C'est le prochain défi des acteurs de la loi DALO, adoptée en urgence début 2007 dans un contexte de crise exacerbée, et qui a déjà répondu aux deux premiers impératifs de l'opposabilité du droit au logement : désigner une autorité politique responsable (l'Etat) et ouvrir des voies de recours aux citoyens, rappelle le haut comité.
Or "l'Etat ne saurait accepter sans réagir la perspective d'être condamné pour non-application du droit au logement", estime l'instance dans son rapport d'une centaine de pages, en soulignant que la mise en oeuvre du droit au logement renforce les attentes de la collectivité et des citoyens à l'égard d'un parc locatif social déjà bousculé par la crise du logement. La moitié des propositions du HCLPD visent ainsi, d'une part, à "garantir l'équité dans la gestion de la demande et de l'attribution des logements locatifs sociaux", par différentes mesures telles qu'une gestion commune des demandes au niveau des départements, et si possible des agglomérations, ou la mise en place d'un dispositif transparent de sélection des candidats et, d'autre part, à "redonner aux locataires HLM des possibilités de parcours résidentiel".

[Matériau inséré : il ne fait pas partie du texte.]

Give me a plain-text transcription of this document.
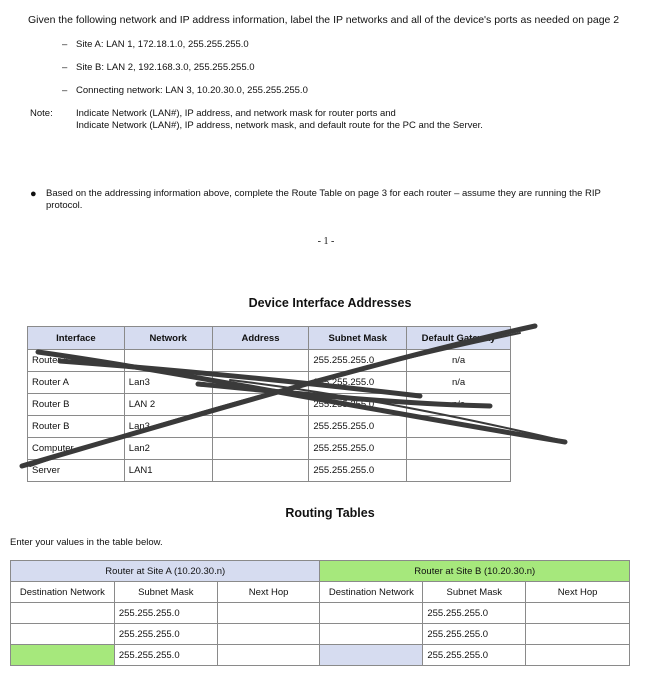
Given the following network and IP address information, label the IP networks and all of the device's ports as needed on page 2
– Site A: LAN 1, 172.18.1.0, 255.255.255.0
– Site B: LAN 2, 192.168.3.0, 255.255.255.0
– Connecting network: LAN 3, 10.20.30.0, 255.255.255.0
Note: Indicate Network (LAN#), IP address, and network mask for router ports and
Indicate Network (LAN#), IP address, network mask, and default route for the PC and the Server.
● Based on the addressing information above, complete the Route Table on page 3 for each router – assume they are running the RIP protocol.
- 1 -
Device Interface Addresses
Interface	Network	Address	Subnet Mask	Default Gateway
Router A			255.255.255.0	n/a
Router A	Lan3		255.255.255.0	n/a
Router B	LAN 2		255.255.255.0	n/a
Router B	Lan3		255.255.255.0	
Computer	Lan2		255.255.255.0	
Server	LAN1		255.255.255.0	
Routing Tables
Enter your values in the table below.
Router at Site A (10.20.30.n)			Router at Site B (10.20.30.n)		
Destination Network	Subnet Mask	Next Hop	Destination Network	Subnet Mask	Next Hop
	255.255.255.0			255.255.255.0	
	255.255.255.0			255.255.255.0	
	255.255.255.0			255.255.255.0	
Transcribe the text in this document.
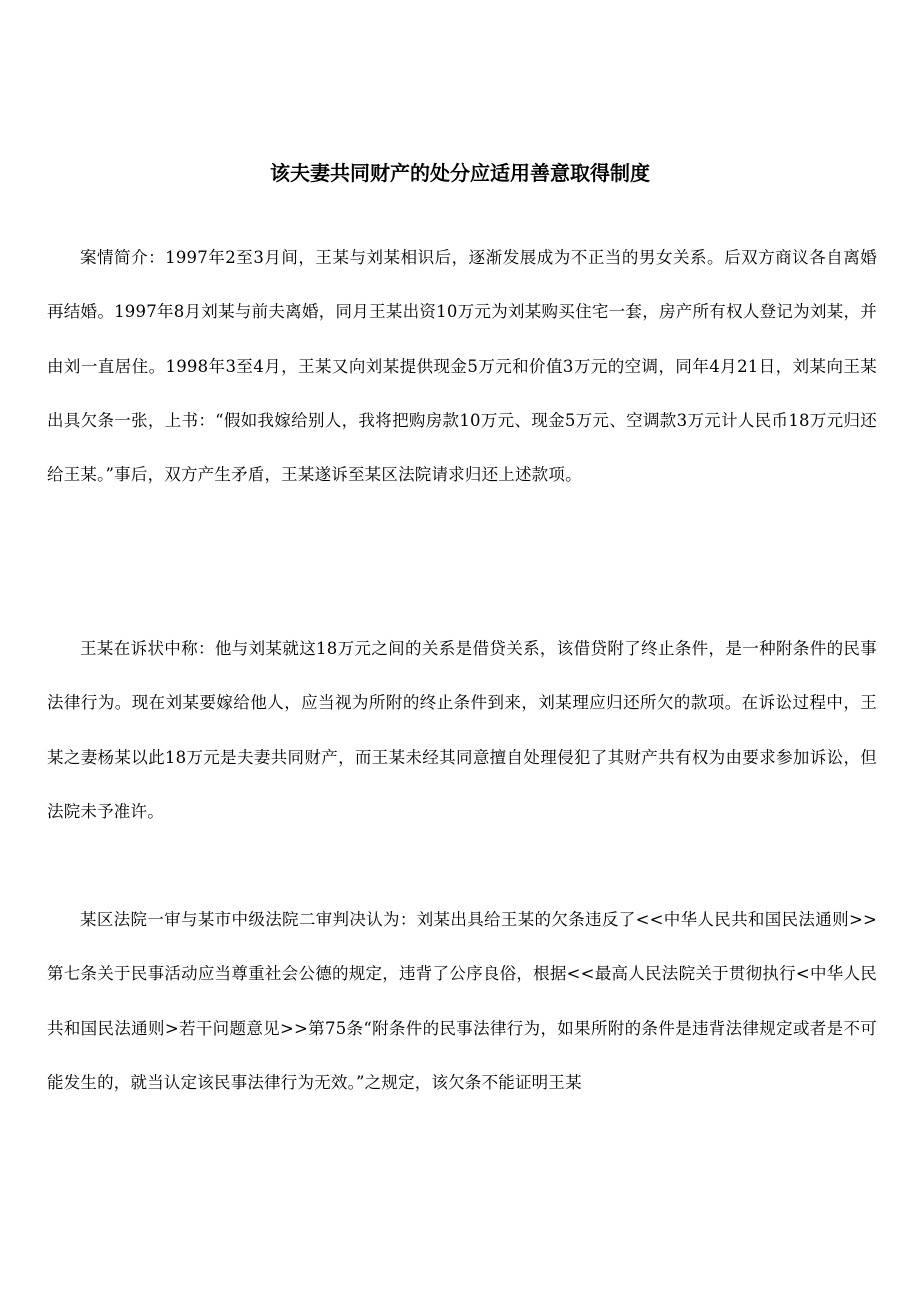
该夫妻共同财产的处分应适用善意取得制度

案情简介：1997年2至3月间，王某与刘某相识后，逐渐发展成为不正当的男女关系。后双方商议各自离婚再结婚。1997年8月刘某与前夫离婚，同月王某出资10万元为刘某购买住宅一套，房产所有权人登记为刘某，并由刘一直居住。1998年3至4月，王某又向刘某提供现金5万元和价值3万元的空调，同年4月21日，刘某向王某出具欠条一张，上书：“假如我嫁给别人，我将把购房款10万元、现金5万元、空调款3万元计人民币18万元归还给王某。”事后，双方产生矛盾，王某遂诉至某区法院请求归还上述款项。

王某在诉状中称：他与刘某就这18万元之间的关系是借贷关系，该借贷附了终止条件，是一种附条件的民事法律行为。现在刘某要嫁给他人，应当视为所附的终止条件到来，刘某理应归还所欠的款项。在诉讼过程中，王某之妻杨某以此18万元是夫妻共同财产，而王某未经其同意擅自处理侵犯了其财产共有权为由要求参加诉讼，但法院未予准许。

某区法院一审与某市中级法院二审判决认为：刘某出具给王某的欠条违反了<<中华人民共和国民法通则>>第七条关于民事活动应当尊重社会公德的规定，违背了公序良俗，根据<<最高人民法院关于贯彻执行<中华人民共和国民法通则>若干问题意见>>第75条“附条件的民事法律行为，如果所附的条件是违背法律规定或者是不可能发生的，就当认定该民事法律行为无效。”之规定，该欠条不能证明王某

D'autres préconisations s'attachent à remédier aux difficultés engendrées pour le DALO par le coût élevé du logement, en réexaminant par exemple les aides à l'investissement locatif ou en augmentant la maîtrise du foncier par la puissance publique.
Des mesures d'exception pour traiter l'urgence
Mais le Haut Comité attire particulièrement l'attention, dans ce rapport 2007, sur "les problèmes rencontrés par les grands exclus, qui restent aujourd'hui mal pris en compte par le dispositif et ses évolutions", cette population requérant une prise en charge en trois temps : l'urgence, la "post-urgence" et l'insertion.

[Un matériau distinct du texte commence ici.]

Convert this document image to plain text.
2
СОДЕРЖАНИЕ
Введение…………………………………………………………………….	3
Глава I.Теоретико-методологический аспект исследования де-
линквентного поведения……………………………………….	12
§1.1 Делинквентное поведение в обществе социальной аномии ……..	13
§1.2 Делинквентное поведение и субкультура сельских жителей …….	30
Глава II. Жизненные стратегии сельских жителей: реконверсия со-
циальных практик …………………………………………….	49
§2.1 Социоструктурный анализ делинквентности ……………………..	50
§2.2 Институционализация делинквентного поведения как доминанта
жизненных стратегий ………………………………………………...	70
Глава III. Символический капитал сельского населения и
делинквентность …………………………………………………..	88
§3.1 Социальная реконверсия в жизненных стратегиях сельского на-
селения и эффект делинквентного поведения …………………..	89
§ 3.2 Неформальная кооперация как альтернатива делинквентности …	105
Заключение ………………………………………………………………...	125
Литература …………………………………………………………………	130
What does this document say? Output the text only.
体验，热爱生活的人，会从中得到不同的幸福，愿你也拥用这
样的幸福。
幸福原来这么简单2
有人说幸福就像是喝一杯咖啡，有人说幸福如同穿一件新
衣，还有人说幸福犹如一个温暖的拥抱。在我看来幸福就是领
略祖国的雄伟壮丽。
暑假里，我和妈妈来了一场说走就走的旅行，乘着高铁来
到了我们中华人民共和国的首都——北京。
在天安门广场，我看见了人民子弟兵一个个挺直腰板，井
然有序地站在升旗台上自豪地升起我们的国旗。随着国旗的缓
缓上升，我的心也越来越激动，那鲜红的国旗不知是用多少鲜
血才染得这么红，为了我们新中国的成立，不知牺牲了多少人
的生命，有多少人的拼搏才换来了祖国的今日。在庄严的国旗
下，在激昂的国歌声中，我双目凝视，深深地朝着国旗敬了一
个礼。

Ces trois étapes se révèlent en effet nécessaires au réapprentissage des codes de la vie sociale, perdus au profit de codes spécifiques adaptés à la vie dans la rue.
La loi DALO impose ainsi au dispositif d'hébergement "d'aller au bout de ses missions", en le soumettant à une obligation d'accueil inconditionnel, à l'impossibilité de remettre les personnes à la rue sans solution de relogement et à la tâche de les conduire vers l'insertion.
Des objectifs que la loi a prévu d'atteindre en transformant des places d'urgence en centres d'hébergement et de réinsertion sociale (CHRS) et en hébergements de stabilisation.
Il faut aller plus loin, pour le Haut Comité pour le logement des personnes défavorisées, qui plaide pour "doter les centres d'urgence des compétences professionnelles nécessaires, créer des centres de stabilisation au règlement moins exigeant et créer les conditions de la sortie en développant les maisons-relais et autres formules d'habitat accompagné".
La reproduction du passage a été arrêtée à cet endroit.